Older adults also often request plenty of living and storage space, privacy and a secure outdoor space where they can connect with others or engage in activities. From the perspective of older adults and their children, the continuum-of-care campus must feel akin to having all the comforts afforded at home.

In the past, developers and providers have defined this kind of community too narrowly for older adults, and today’s seniors are demanding that this circle be enlarged. Older adults also are demanding augmented services and activities to retain their connection to the local community. They want to live in a vibrant, active environment like everyone else. For the development, this can include partnerships with:

  • Local bookstores to organize lectures or book clubs; 
  • Local colleges to arrange continuing-education opportunities; or
  • Local gyms for nutritional and fitness classes.

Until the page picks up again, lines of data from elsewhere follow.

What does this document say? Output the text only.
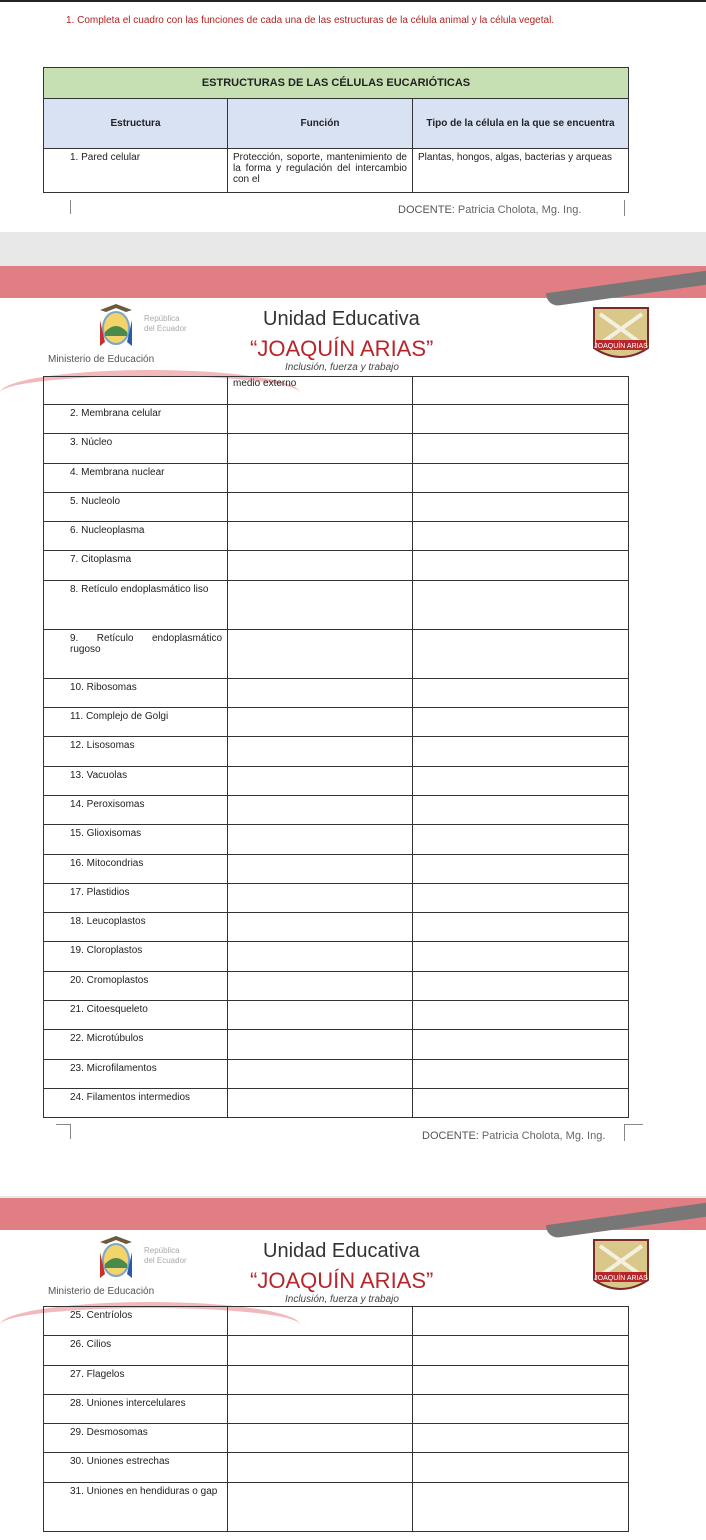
1. Completa el cuadro con las funciones de cada una de las estructuras de la célula animal y la célula vegetal.
ESTRUCTURAS DE LAS CÉLULAS EUCARIÓTICAS		
Estructura	Función	Tipo de la célula en la que se encuentra
1. Pared celular	Protección, soporte, mantenimiento de la forma y regulación del intercambio con el	Plantas, hongos, algas, bacterias y arqueas
DOCENTE: Patricia Cholota, Mg. Ing.
República
del Ecuador
Ministerio de Educación
Unidad Educativa
“JOAQUÍN ARIAS”
Inclusión, fuerza y trabajo
JOAQUÍN ARIAS
	medio externo	
2. Membrana celular		
3. Núcleo		
4. Membrana nuclear		
5. Nucleolo		
6. Nucleoplasma		
7. Citoplasma		
8. Retículo endoplasmático liso		
9. Retículo endoplasmático rugoso		
10. Ribosomas		
11. Complejo de Golgi		
12. Lisosomas		
13. Vacuolas		
14. Peroxisomas		
15. Glioxisomas		
16. Mitocondrias		
17. Plastidios		
18. Leucoplastos		
19. Cloroplastos		
20. Cromoplastos		
21. Citoesqueleto		
22. Microtúbulos		
23. Microfilamentos		
24. Filamentos intermedios		
DOCENTE: Patricia Cholota, Mg. Ing.
República
del Ecuador
Ministerio de Educación
Unidad Educativa
“JOAQUÍN ARIAS”
Inclusión, fuerza y trabajo
JOAQUÍN ARIAS
25. Centríolos		
26. Cilios		
27. Flagelos		
28. Uniones intercelulares		
29. Desmosomas		
30. Uniones estrechas		
31. Uniones en hendiduras o gap		
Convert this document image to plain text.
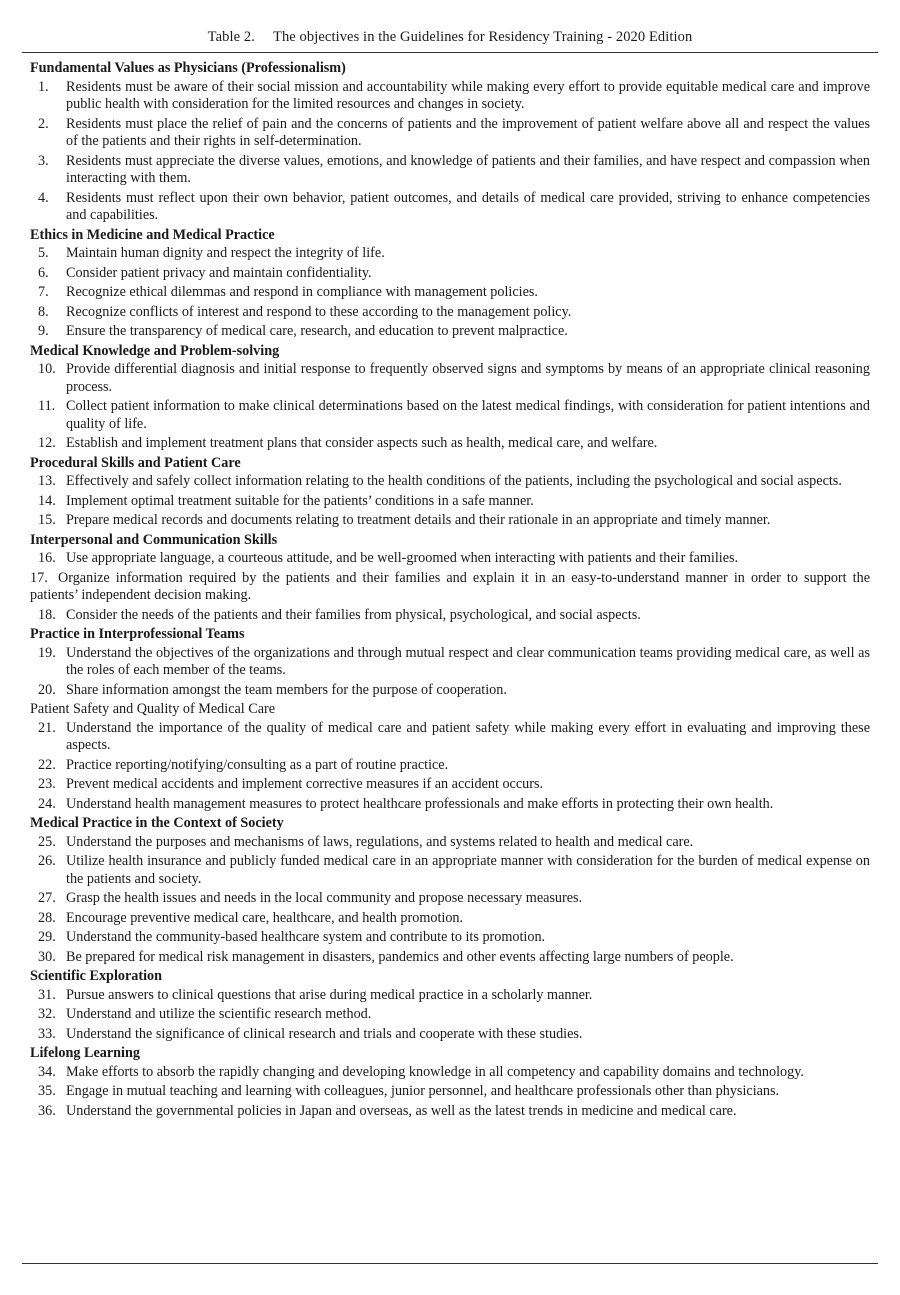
Table 2.  The objectives in the Guidelines for Residency Training - 2020 Edition
Fundamental Values as Physicians (Professionalism)
1.	Residents must be aware of their social mission and accountability while making every effort to provide equitable medical care and improve public health with consideration for the limited resources and changes in society.
2.	Residents must place the relief of pain and the concerns of patients and the improvement of patient welfare above all and respect the values of the patients and their rights in self-determination.
3.	Residents must appreciate the diverse values, emotions, and knowledge of patients and their families, and have respect and compassion when interacting with them.
4.	Residents must reflect upon their own behavior, patient outcomes, and details of medical care provided, striving to enhance competencies and capabilities.
Ethics in Medicine and Medical Practice
5.	Maintain human dignity and respect the integrity of life.
6.	Consider patient privacy and maintain confidentiality.
7.	Recognize ethical dilemmas and respond in compliance with management policies.
8.	Recognize conflicts of interest and respond to these according to the management policy.
9.	Ensure the transparency of medical care, research, and education to prevent malpractice.
Medical Knowledge and Problem-solving
10. Provide differential diagnosis and initial response to frequently observed signs and symptoms by means of an appropriate clinical reasoning process.
11. Collect patient information to make clinical determinations based on the latest medical findings, with consideration for patient intentions and quality of life.
12. Establish and implement treatment plans that consider aspects such as health, medical care, and welfare.
Procedural Skills and Patient Care
13. Effectively and safely collect information relating to the health conditions of the patients, including the psychological and social aspects.
14. Implement optimal treatment suitable for the patients’ conditions in a safe manner.
15. Prepare medical records and documents relating to treatment details and their rationale in an appropriate and timely manner.
Interpersonal and Communication Skills
16. Use appropriate language, a courteous attitude, and be well-groomed when interacting with patients and their families.
17. Organize information required by the patients and their families and explain it in an easy-to-understand manner in order to support the patients’ independent decision making.
18. Consider the needs of the patients and their families from physical, psychological, and social aspects.
Practice in Interprofessional Teams
19. Understand the objectives of the organizations and through mutual respect and clear communication teams providing medical care, as well as the roles of each member of the teams.
20. Share information amongst the team members for the purpose of cooperation.
Patient Safety and Quality of Medical Care
21. Understand the importance of the quality of medical care and patient safety while making every effort in evaluating and improving these aspects.
22. Practice reporting/notifying/consulting as a part of routine practice.
23. Prevent medical accidents and implement corrective measures if an accident occurs.
24. Understand health management measures to protect healthcare professionals and make efforts in protecting their own health.
Medical Practice in the Context of Society
25. Understand the purposes and mechanisms of laws, regulations, and systems related to health and medical care.
26. Utilize health insurance and publicly funded medical care in an appropriate manner with consideration for the burden of medical expense on the patients and society.
27. Grasp the health issues and needs in the local community and propose necessary measures.
28. Encourage preventive medical care, healthcare, and health promotion.
29. Understand the community-based healthcare system and contribute to its promotion.
30. Be prepared for medical risk management in disasters, pandemics and other events affecting large numbers of people.
Scientific Exploration
31. Pursue answers to clinical questions that arise during medical practice in a scholarly manner.
32. Understand and utilize the scientific research method.
33. Understand the significance of clinical research and trials and cooperate with these studies.
Lifelong Learning
34. Make efforts to absorb the rapidly changing and developing knowledge in all competency and capability domains and technology.
35. Engage in mutual teaching and learning with colleagues, junior personnel, and healthcare professionals other than physicians.
36. Understand the governmental policies in Japan and overseas, as well as the latest trends in medicine and medical care.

Furthermore, developments can form partnerships with local businesses for volunteer and employment opportunities onor off-campus. Incorporating new areas for socialization and a stimulating environment makes the senior-housing campus more marketable and maintains residents’ physical and mental health for longer periods of time. In the end, this helps the bottom line.

Business benefits

The continuum-care-campus approach offers developers and lenders valuable opportunities to achieve economies of scale. They also can maintain needed clients within their development by offering multiple services via different senior facilities on contiguous properties. This can include centers for adult day-health-care, assisted living, skilled nursing and hospices, with complementary services such as a home health agency, pharmacy or wellness center. By placing a range of senior-housing options and services, developers can reduce overhead expenditures by consolidating administration, reducing fragmentation and duplication between service-delivery systems and integrating promotion and outreach. Moreover, facility directors can balance expenditures and funding streams (public and private), in addition to diversifying funds, between the care levels and provided services. For the corporation, this guarantees more-secure financial stability and occupancy levels.

When developing a long-term-care campus, it also can be important to partner with nontraditional organizations to expand the corporation’s visibility. For example, one company partnered with a regional hospital to directly discharge hospital residents to the long-term-care campus on and adjacent to hospital grounds. The company also partnered with area universities and community colleges to serve as teaching sites for medical and nursing students, which brought additional staffing and expertise to the campus and field experience to the students. The campus now consists of four assisted-living residences — two dedicated to Alzheimer’s disease — as well as a child-day-care center, an adult day-health-care center, a skilled-nursing facility, a certified outpatient-rehabilitation facility, a pharmacy and a home-health agency.

With campuses such as this, the continuum-of-care business is the best-performing sector in senior-housing industry with occupancy-percentage rates in the low 90s. Congregate care in conjunction with assisted-living services, as an added product type, also is a strong and consistent performer. The industry is moving beyond the traditional box to a more cosmopolitan continuum-of-care product that incorporates these services. In addition, the opportunity to add active-adult building formats that round out the campus environment will become more important.

Long-term care, an idea that has been around since before Social Security, now impacts senior-housing facilities and adds stability in an otherwise-unstable financial environment full of Medicare and Medicaid budget problems. Older adults are demanding this new approach through competitive markets. New partnerships are expanding traditional connection concepts and offering modern prospects for success. Senior housing will never be the same again, nor should it be.